Investigators stand at the site where Lt. Gen. Igor Kirillov, the head of Russia's Nuclear, Biological, and Chemical Defense Forces, and his assistant, Ilya Polikarpov, were killed by an explosive device planted close to a residential apartment's block in Moscow, Russia, Tuesday, Dec. 17, 2024. (AP Photo)
Investigators stand at the site where Lt. Gen. Igor Kirillov, the head of Russia's Nuclear, Biological, and Chemical Defense Forces, and his assistant, Ilya Polikarpov, were killed by an explosive device planted close to a residential apartment's block in Moscow, Russia, Tuesday, Dec. 17, 2024. (AP Photo)

Russia said on Wednesday it had detained a citizen of Uzbekistan who had confessed to planting and detonating a bomb which killed Lieutenant General Igor Kirillov in Moscow a day earlier on the instructions of Ukraine's security service.
Kirillov, who was chief of Russia's Nuclear, Biological and Chemical Protection Troops, was killed outside his apartment building along with his assistant when a bomb hidden in an electric scooter went off.
He was the most senior Russian military officer to be assassinated inside Russia by Ukraine. Ukraine's SBU intelligence service, which accused Kirillov of being responsible for the use of chemical weapons against Ukrainian troops, something Moscow denies, took responsibility for the killing.
Russia's Investigative Committee, which probes serious crimes, said in a statement on Wednesday that the unnamed suspect had told them he had come to Moscow to carry out an assignment for Ukraine's intelligence services.
In a video of the confession published by the Baza news outlet, which is known to have sources in Russian law enforcement circles, the suspect is seen sitting in a van describing his actions.

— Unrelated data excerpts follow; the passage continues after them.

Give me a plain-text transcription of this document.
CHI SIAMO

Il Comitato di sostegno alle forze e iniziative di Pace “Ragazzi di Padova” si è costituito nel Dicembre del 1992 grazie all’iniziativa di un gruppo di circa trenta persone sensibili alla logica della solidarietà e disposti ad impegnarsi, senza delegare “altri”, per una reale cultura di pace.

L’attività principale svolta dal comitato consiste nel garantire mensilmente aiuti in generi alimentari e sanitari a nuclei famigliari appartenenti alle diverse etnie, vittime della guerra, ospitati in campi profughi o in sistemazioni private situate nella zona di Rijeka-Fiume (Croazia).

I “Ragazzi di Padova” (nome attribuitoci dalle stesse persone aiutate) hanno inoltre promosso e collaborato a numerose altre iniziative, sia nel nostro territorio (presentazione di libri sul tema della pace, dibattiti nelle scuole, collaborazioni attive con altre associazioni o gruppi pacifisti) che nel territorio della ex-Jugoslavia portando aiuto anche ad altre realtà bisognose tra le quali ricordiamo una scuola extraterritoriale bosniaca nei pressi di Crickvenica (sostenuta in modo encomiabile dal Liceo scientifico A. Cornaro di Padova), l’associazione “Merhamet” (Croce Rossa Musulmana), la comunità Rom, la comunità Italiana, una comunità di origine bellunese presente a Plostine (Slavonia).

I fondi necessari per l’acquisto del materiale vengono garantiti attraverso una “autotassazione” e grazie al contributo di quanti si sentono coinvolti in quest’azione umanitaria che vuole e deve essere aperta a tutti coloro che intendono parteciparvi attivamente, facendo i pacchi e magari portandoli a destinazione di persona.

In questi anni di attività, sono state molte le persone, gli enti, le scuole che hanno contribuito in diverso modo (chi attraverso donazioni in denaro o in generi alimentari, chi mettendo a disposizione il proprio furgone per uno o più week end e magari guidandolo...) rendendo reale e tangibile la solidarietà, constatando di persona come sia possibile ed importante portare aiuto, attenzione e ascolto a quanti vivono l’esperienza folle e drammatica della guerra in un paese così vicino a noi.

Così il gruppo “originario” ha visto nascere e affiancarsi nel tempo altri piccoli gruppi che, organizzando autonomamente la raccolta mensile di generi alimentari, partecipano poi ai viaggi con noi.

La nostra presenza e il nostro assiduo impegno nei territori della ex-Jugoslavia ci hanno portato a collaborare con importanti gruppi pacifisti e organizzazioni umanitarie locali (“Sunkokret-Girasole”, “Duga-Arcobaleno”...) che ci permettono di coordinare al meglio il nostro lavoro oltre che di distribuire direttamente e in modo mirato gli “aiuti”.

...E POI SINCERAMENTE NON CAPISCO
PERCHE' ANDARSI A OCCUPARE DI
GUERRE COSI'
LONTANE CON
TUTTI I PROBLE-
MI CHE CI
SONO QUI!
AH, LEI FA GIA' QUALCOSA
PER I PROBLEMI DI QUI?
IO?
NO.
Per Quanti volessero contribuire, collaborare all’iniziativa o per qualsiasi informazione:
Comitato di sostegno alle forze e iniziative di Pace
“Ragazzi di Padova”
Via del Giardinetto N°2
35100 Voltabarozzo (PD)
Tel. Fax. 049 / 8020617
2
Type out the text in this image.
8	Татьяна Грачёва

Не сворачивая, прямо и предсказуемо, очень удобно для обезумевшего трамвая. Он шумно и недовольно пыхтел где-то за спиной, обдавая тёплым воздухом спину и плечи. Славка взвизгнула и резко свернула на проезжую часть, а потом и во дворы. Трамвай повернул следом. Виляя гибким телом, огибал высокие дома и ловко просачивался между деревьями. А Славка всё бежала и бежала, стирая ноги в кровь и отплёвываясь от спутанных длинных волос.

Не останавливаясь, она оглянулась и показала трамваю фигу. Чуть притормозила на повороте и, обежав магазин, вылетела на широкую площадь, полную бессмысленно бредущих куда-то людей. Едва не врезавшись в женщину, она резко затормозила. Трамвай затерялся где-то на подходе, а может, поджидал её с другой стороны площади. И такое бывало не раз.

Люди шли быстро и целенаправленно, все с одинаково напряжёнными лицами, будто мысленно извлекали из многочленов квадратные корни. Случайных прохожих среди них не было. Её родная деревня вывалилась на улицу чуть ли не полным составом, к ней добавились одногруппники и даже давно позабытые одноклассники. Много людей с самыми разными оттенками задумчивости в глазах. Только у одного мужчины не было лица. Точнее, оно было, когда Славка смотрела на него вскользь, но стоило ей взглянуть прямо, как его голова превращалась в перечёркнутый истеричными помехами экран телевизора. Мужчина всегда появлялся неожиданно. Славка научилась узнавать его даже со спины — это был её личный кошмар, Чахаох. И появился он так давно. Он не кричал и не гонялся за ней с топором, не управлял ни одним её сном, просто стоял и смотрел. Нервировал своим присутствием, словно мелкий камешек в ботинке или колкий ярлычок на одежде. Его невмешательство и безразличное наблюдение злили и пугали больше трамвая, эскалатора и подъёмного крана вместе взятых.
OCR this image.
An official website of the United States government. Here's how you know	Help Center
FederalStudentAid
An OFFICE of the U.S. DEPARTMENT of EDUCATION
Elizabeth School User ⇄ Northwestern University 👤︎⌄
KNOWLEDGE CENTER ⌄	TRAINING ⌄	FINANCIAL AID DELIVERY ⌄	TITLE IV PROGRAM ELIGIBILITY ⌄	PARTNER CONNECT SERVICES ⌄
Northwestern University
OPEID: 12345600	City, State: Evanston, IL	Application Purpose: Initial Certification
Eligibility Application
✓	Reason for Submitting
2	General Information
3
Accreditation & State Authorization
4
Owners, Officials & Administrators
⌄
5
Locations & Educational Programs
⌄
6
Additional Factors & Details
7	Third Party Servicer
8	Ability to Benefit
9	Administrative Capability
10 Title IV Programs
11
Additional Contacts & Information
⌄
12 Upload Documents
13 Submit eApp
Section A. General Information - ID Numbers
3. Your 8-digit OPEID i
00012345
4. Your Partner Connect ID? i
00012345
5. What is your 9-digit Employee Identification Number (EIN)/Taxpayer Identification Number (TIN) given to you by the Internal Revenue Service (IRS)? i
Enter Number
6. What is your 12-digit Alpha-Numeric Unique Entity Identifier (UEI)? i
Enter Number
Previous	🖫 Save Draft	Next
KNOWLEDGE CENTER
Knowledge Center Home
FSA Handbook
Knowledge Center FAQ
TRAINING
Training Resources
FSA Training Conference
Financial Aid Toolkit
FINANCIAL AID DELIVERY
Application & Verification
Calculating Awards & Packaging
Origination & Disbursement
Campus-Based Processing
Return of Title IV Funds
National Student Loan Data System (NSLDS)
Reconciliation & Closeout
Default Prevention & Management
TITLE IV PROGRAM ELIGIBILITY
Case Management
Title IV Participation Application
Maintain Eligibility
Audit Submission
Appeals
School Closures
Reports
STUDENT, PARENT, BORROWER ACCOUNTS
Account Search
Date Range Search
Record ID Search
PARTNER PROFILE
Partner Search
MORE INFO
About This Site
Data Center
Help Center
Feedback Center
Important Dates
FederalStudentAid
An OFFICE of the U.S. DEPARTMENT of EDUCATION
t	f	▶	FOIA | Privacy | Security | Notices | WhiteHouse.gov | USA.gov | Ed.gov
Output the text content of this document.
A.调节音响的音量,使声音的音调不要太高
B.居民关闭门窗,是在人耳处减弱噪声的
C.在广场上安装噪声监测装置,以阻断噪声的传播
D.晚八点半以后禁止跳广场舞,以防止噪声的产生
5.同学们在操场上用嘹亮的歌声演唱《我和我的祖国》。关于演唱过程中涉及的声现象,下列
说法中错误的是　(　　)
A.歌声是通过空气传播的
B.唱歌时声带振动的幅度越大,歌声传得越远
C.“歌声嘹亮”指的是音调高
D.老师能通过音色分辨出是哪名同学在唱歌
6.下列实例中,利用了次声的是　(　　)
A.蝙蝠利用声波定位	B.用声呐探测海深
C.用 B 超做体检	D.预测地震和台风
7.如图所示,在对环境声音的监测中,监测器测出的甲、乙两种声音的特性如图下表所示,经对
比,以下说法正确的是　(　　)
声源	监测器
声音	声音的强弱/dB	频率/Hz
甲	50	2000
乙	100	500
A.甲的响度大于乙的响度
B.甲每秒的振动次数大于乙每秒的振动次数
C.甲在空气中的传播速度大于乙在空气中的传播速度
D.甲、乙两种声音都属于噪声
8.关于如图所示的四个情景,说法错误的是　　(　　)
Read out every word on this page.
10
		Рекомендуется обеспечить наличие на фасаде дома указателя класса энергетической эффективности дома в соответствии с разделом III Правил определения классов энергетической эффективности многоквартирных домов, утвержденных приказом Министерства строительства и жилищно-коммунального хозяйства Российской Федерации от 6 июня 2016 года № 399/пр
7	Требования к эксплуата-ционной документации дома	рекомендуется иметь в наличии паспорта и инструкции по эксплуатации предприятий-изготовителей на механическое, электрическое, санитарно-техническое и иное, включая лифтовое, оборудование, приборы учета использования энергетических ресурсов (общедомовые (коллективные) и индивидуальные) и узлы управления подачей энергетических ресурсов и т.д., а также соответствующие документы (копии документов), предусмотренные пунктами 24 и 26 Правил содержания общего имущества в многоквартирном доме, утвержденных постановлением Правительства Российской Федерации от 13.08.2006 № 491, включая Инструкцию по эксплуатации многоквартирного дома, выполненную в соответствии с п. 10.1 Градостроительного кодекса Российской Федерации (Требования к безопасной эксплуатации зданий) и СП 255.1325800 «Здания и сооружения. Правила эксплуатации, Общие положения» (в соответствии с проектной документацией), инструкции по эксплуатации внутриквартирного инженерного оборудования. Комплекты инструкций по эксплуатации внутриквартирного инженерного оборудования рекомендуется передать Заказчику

It was not clear what conditions he was speaking in and Reuters could not immediately verify the video's authenticity.
Dressed in a winter coat, the suspect is shown saying he had come to Moscow at the orders of Ukraine's intelligence services, bought an electric scooter, and then received an improvised explosive device to carry out the hit months later.
He describes how he had placed the device on the electric scooter which he had parked outside the entrance of the apartment block where Kirillov lived.
Investigators cited him as saying that he had set up a surveillance camera in a hire car nearby and that the organizers of the assassination, who he was cited as saying had been based in the Ukrainian city of Dnipro, had used the camera to watch what was going on.
In the video, the suspect, who was born in 1995, is shown saying that he had remotely detonated the device once Kirillov had left the building.
He says Ukraine had offered him $100,000 for his role in the murder and residency in a European country.
Investigators said they were identifying other people involved in the hit and the daily Kommersant newspaper reported that one other suspect had been detained. Reuters could not independently confirm that.